I need some sponsors!
Here is my WIP project:
- Gather the data from the history for all criminal events in my city
- Take the live feed from different resources (e.g. police reports, call centers, governments, witnesses etc.)
- Do the data cleansing and remove outliners
- Split the data set for training and test data
- Choose the best ML algorithm and use it to analyze the data
- Predict the highest freqenent days/hours for all particular zones
- Notify the police stations and recommend them to prepare more on the crime peek days/hours
Here's a high-level overview of how I will proceed:
-
Data Gathering: Collect historical data on criminal events in our city from relevant sources such as police records, crime databases, news reports, and government statistics. Additionally, set up mechanisms to gather live data from sources like police reports, emergency call centers, government agencies, and eyewitness accounts.
-
Data Cleansing and Preprocessing: Cleanse the collected data to remove inconsistencies, errors, and outliers. This may involve tasks such as handling missing values, standardizing data formats, and identifying and removing erroneous entries.
-
Data Splitting: Split the cleaned dataset into training and testing subsets. The training dataset will be used to train our machine learning model, while the testing dataset will be used to evaluate its performance.
-
Model Selection and Training: Choose the most appropriate machine learning algorithm for our problem. This could involve experimenting with different algorithms such as decision trees, random forests, support vector machines, or neural networks. Train the selected model using the training dataset.
-
Model Evaluation: Evaluate the performance of our trained model using the testing dataset. Common evaluation metrics for classification tasks include accuracy, precision, recall, and F1 score. Choose the evaluation metrics that are most relevant to our project's objectives.
-
Prediction: Once our model is trained and evaluated, use it to make predictions on new data.

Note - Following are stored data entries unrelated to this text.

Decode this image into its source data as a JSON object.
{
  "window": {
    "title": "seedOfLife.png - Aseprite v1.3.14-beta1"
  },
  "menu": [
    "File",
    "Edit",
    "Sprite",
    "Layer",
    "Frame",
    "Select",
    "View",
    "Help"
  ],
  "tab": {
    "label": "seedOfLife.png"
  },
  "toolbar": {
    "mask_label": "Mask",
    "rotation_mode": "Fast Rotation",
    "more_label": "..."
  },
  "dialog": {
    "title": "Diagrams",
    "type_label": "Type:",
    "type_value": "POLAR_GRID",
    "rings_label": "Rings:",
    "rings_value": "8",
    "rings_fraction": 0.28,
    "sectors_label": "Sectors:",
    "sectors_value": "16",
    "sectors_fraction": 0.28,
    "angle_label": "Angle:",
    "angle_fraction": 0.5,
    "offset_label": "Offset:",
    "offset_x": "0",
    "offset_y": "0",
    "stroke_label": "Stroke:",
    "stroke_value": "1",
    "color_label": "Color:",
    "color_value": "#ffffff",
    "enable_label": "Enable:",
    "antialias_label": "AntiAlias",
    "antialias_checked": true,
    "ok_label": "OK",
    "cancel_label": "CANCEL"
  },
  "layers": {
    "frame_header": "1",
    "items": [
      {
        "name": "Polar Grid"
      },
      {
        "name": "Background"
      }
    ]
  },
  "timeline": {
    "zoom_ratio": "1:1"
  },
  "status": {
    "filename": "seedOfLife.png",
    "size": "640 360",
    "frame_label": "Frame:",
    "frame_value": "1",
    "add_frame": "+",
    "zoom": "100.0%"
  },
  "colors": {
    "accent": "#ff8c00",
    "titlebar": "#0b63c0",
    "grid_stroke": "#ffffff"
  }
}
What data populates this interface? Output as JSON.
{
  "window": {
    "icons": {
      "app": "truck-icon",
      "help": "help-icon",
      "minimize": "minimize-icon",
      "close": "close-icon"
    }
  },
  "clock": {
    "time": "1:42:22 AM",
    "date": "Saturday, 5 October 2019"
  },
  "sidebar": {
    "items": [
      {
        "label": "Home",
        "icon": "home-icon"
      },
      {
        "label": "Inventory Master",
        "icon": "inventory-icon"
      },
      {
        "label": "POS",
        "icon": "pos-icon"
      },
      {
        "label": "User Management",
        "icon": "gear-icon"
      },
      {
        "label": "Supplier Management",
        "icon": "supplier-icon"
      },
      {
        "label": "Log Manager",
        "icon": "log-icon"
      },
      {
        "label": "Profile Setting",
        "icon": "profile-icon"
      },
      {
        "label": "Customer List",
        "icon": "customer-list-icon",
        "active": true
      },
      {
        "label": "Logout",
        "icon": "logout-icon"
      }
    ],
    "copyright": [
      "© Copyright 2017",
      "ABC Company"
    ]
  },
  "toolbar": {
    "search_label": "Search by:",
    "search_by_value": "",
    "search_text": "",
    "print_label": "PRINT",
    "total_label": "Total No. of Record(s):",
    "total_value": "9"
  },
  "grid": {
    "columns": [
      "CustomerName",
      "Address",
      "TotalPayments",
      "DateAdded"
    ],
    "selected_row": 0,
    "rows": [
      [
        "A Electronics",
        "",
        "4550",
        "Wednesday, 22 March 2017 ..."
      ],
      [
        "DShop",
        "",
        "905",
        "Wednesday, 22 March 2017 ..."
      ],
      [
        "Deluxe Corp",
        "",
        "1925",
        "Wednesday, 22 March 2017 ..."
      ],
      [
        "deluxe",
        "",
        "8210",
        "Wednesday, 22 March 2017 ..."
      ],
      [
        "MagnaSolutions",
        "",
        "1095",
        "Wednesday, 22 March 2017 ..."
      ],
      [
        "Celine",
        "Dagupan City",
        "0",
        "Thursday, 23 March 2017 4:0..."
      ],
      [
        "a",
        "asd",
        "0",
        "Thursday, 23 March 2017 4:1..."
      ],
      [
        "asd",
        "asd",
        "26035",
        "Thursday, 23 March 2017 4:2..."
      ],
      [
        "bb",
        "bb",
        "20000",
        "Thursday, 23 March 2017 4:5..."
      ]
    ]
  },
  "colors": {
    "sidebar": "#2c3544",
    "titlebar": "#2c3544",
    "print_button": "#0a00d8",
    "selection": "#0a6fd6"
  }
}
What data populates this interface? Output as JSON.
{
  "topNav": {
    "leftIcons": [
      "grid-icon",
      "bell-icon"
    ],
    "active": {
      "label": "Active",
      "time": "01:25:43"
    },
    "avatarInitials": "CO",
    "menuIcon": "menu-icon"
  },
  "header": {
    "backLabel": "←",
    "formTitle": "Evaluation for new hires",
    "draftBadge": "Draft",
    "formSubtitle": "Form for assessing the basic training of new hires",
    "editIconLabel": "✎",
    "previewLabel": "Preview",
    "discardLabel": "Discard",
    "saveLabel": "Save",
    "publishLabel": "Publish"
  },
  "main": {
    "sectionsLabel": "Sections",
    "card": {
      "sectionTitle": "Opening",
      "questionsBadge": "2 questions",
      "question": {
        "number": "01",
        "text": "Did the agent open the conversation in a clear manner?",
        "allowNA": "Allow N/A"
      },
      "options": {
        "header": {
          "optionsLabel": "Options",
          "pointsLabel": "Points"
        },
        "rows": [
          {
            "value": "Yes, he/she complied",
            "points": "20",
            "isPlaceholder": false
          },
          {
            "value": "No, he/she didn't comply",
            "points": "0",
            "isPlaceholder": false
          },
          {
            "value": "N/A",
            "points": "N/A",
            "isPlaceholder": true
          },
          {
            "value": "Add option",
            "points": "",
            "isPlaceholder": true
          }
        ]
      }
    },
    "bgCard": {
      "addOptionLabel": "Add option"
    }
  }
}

In this case, use the trained model to predict the highest frequency days and hours for criminal events in particular zones of our city.
-
Notification and Recommendation: Develop a mechanism to notify relevant authorities, such as police stations, about the predicted high-frequency days and hours for criminal activity in specific zones. Additionally, provide recommendations on how they can prepare and allocate resources accordingly.
-
Deployment and Monitoring: Deploy our model and notification system in a production environment. Continuously monitor the system's performance and update the model as needed with new data and insights.
-
Feedback Loop: Establish a feedback loop to collect data on the effectiveness of our predictions and recommendations. Use this feedback to refine and improve our model over time.
-
Documentation and Maintenance: Document the entire project, including data sources, preprocessing steps, model selection, training, and deployment processes. Regularly maintain and update our system to ensure its effectiveness and relevance over time.